Il est des sujets universels, d’autres plus proches de réalités personnelles, culturelles ou sociales. Il en est également qui touchent aux deux dimensions, qui relèvent de l’individuel comme du général. Ainsi en va-t-il de l’éthique : il y a le sujet « éthique », sur lequel de longues et habiles discussions peuvent être tenues, et il y a la manière dont chacun d’entre nous est porteur d’éthique, dans sa vie quotidienne et sa relation aux autres. Ce n’est alors plus un débat d’idées ou de valeurs morales, mais bien un enjeu de notre vie de tous les jours, et de notre vie professionnelle dès lors que l’on travaille dans un métier de la relation.
Pour parler en termes concrets, prenons l’exemple du respect, entendu non pas dans le sens de respect dû à quelqu’un qui occupe telle ou telle fonction, qui a telle ou telle image, mais dans celui de considération que l’on a pour un autre, quel qu’il soit, avec qui l’on entre en relation. De quoi sommes-nous, à chaque instant, véritablement porteurs ? Quel est le regard, quels sont les sentiments, qu’est-ce qui nous compose réellement lorsque nous sommes en relation avec un autre, sur un plan personnel, professionnel… ou simplement avec un enfant des rues rencontré au hasard d’un chemin (p. 55) ?
La réponse tient de l’éthique pratique ; elle est déterminante pour la qualité et la nature de la relation qui va s’instaurer, pour le degré de respect et de considération de l’autre qui l’imprégnera. Est-ce que nous allons adopter la position de l’expert, du professionnel, de l’adulte, de celui qui sait plus que l’autre ? Dans certains métiers, n’est-ce pas ce qui est attendu des professionnels ? Carl Rogers a défendu l’idée que cette attitude était toujours contre productive. Ce faisant il a adopté une position exigeante, qui implique d’admettre que « les deux individus sont des êtres humains faillibles, même dans le processus de devenir » (p. 37). Et qui dit faillible, dit perfectible.
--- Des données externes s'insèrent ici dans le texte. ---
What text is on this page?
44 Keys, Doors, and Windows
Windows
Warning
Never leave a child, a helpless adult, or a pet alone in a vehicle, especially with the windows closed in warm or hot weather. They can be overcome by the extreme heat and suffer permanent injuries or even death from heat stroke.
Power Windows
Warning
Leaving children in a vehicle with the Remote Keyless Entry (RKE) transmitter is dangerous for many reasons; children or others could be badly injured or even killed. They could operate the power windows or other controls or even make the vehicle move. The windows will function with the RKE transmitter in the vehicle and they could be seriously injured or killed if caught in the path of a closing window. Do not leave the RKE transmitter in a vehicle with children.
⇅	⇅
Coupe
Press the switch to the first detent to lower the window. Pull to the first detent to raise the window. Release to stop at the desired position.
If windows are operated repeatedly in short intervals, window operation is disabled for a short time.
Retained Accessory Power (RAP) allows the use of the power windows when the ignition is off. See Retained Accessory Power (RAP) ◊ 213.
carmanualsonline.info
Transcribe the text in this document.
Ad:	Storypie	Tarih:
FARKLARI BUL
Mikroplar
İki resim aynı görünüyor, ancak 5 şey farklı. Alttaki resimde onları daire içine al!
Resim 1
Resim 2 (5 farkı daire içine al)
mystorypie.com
Notre capacité de respect est certainement – c’est d’ailleurs à espérer – perfectible, mais sans doute pas gratuitement, ni indépendamment de notre volonté. Les qualités, telle la congruence, demandées chez un professionnel centré sur la personne, ne deviendront pas réalités sans un véritable travail sur le « matériau personne » ; elles ne s’acquerront ni dans les livres, ni au travers d’une compréhension intellectuelle.
Ces qualités sont souvent vécues, si ce n’est posées, comme un absolu. Dans cet absolu, « la thérapie centrée sur le client a l’intemporalité et la perfection d’une discipline spirituelle » (p.
22). En regard de nos limites humaines et de nos réalités tant personnelles que professionnelles, faut-il se décourager et s’en détourner pour faire appel à des attitudes et actes moins «idéaux» mais plus « réalistes »… et réalisables ? Peut-être. À moins qu’il ne vaille mieux, tout au contraire, s’y accrocher résolument devant l’importance de l’enjeu. Il est en effet à craindre qu’y renoncer reviendrait à renoncer à nos aspirations vers un mieux, un plus, alors que c’est de nous dont il s’agit. Ce serait nous contenter de ce que nous avons, de ce que nous sommes, au lieu de viser vers l’avant, vers l’exploration de territoires encore inconnus.
Parvenir à l’authenticité de la congruence, au respect ou à l’éthique n’est pas chose évidente, mais cela ne veut pas dire que ce soit impossible. Ce qui est certain, c’est que ces notions n’ont nulle chance de devenir réalités sans qu’il y ait tension vers elles et ferme intention à les atteindre. De fait, «l’approche centrée sur la personne a toujours insisté sur l’engagement complet du thérapeute » (p. 85), comme d’ailleurs de toute personne qui s’efforce à la pratiquer.
Il est toujours difficile de savoir si viser un idéal relève de l’utopie, ou au contraire de ce qui permet le progrès. Tout juste peut-on se souvenir, en l’occurrence, de figures et personnages qui, dans notre mémoire collective, incarnent la réalisation de cet idéal. Ainsi la congruence, l’éthique, la considération de l’autre seraient là , à notre disposition. D’après la recherche et la théorie centrées sur la personne, elles conditionnent le résultat d’une intervention professionnelle en relation d’aide, et plus largement dans toute forme de relation humaine. Mais elles ne seront jamais présentes plus loin que jusqu’où nous les avons faites nôtres.